There may always be placid motorists who accept with resignation their twice-daily crawls through Greater Washington's most infamous rush-hour bottlenecks. But more than a few commuters who have watched the traffic grow each il,7p,85 year must wonder what the ultimate toll on their lives will be. If you have to spend an hour each way inching along, say, I-270 or Rte. 29 in Montgomery County, in 10 years you will have frittered away the equivalent of 600 eight-hour days in the basic crawl mode. What's worse, the number of people joining you in this questionable pastime is increasing -- outstripping the pace of road construction and improvements and lengthening the travel time by that much more. What would it take in alternate methods of transportation to get you and others out of your cars?

The textbook response of the urban planners is mass transit. But the key word is convenience: people aren't going to go that extra mile or stand around for too many minutes in the wet or cold for the privilege of bunching up with a lot of other people. Governments have to create incentives, which is what Montgomery County Executive Charles Gilchrist is proposing for consideration by the county council. It won't work wonders, but it's worth a test.
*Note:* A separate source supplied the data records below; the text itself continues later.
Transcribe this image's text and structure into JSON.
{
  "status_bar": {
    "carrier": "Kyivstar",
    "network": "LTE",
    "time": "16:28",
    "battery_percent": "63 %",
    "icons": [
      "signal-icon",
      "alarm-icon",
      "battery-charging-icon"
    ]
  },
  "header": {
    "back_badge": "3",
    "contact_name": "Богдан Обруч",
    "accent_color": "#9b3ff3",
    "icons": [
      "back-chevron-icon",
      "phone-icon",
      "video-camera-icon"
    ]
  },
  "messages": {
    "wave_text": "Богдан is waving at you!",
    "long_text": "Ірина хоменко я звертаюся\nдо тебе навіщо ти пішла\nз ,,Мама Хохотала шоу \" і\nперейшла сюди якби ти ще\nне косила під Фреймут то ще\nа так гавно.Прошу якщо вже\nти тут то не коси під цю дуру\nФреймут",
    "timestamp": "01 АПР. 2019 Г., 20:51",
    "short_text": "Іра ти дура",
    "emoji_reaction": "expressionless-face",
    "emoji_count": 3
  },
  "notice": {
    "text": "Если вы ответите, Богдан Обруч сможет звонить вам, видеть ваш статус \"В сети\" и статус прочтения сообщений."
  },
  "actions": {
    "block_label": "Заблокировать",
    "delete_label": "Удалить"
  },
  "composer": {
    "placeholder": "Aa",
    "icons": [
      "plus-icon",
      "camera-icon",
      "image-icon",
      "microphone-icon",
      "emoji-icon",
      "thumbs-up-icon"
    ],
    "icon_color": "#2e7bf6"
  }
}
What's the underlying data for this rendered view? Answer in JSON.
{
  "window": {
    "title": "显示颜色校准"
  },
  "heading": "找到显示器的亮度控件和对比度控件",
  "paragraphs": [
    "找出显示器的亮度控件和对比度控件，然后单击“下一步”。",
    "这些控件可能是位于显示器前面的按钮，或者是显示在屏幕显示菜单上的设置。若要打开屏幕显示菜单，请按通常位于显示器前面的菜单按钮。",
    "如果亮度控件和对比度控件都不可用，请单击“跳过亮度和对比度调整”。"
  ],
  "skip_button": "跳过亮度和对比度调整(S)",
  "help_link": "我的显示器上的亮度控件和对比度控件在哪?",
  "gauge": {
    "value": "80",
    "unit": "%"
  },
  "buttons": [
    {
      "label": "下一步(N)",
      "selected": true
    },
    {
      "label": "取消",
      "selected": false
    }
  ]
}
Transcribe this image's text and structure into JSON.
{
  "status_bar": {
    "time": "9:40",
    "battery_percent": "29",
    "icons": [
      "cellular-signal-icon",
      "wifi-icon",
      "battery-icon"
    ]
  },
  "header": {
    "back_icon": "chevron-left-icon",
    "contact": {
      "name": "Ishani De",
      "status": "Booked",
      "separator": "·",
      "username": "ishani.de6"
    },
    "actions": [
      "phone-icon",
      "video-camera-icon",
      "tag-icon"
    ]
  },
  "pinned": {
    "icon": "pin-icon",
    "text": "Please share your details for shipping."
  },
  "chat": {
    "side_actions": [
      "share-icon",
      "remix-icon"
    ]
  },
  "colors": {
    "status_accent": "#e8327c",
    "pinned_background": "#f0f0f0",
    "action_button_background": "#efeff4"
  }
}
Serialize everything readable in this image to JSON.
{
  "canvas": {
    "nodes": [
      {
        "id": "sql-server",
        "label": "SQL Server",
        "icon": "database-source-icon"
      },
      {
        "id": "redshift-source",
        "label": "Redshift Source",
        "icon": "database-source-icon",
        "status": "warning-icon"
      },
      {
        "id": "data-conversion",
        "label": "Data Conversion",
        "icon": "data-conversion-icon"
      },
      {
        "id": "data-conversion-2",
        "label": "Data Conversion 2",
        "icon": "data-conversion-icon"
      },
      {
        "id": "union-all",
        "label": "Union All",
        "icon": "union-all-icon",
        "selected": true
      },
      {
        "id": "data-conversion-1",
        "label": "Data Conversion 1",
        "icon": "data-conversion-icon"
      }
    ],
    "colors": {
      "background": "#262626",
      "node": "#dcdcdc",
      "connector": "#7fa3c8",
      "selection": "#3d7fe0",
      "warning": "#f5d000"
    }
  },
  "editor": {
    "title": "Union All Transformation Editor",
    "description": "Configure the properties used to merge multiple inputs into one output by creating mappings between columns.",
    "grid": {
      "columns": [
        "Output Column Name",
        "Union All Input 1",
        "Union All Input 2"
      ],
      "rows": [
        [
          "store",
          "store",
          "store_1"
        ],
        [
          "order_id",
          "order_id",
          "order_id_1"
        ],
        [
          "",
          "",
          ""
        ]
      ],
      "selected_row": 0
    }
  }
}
* Mr. Gilchrist proposes a $5.5-million transit package to curb congestion along I-270, Rte. 29 and other jam-prone arteries. The number of rush-hour express buses on I-270 would be increased from 14 to 19 an hour, and on Rte. 29 from four to five. The proposed program also would pay residents and businesses a subsidy of up to $200 a month for establishing van pools on these two roads. In addition, two new commuter parking lots would be built. Studies would be undertaken of Metrorail passes allowing unlimited travel for a monthly fee, an east-west mass transit route between Silver Spring and Bethesda, an exclusive bus lane for Rte. 355 and a new design for faster pickups and dropoffs by the 200 buses serving the Silver Spring and Bethesda subway stations.

None of this will transform Montgomery's beaten paths into test tracks for the Indy 500. But at the rate development is packing those lanes every day, the county government can't afford merely to stand by for road improvements that will take until the 21st century to happen. For a relatively small investment, the council can conduct a useful road test that might get things moving at least a little bit better than they are right now.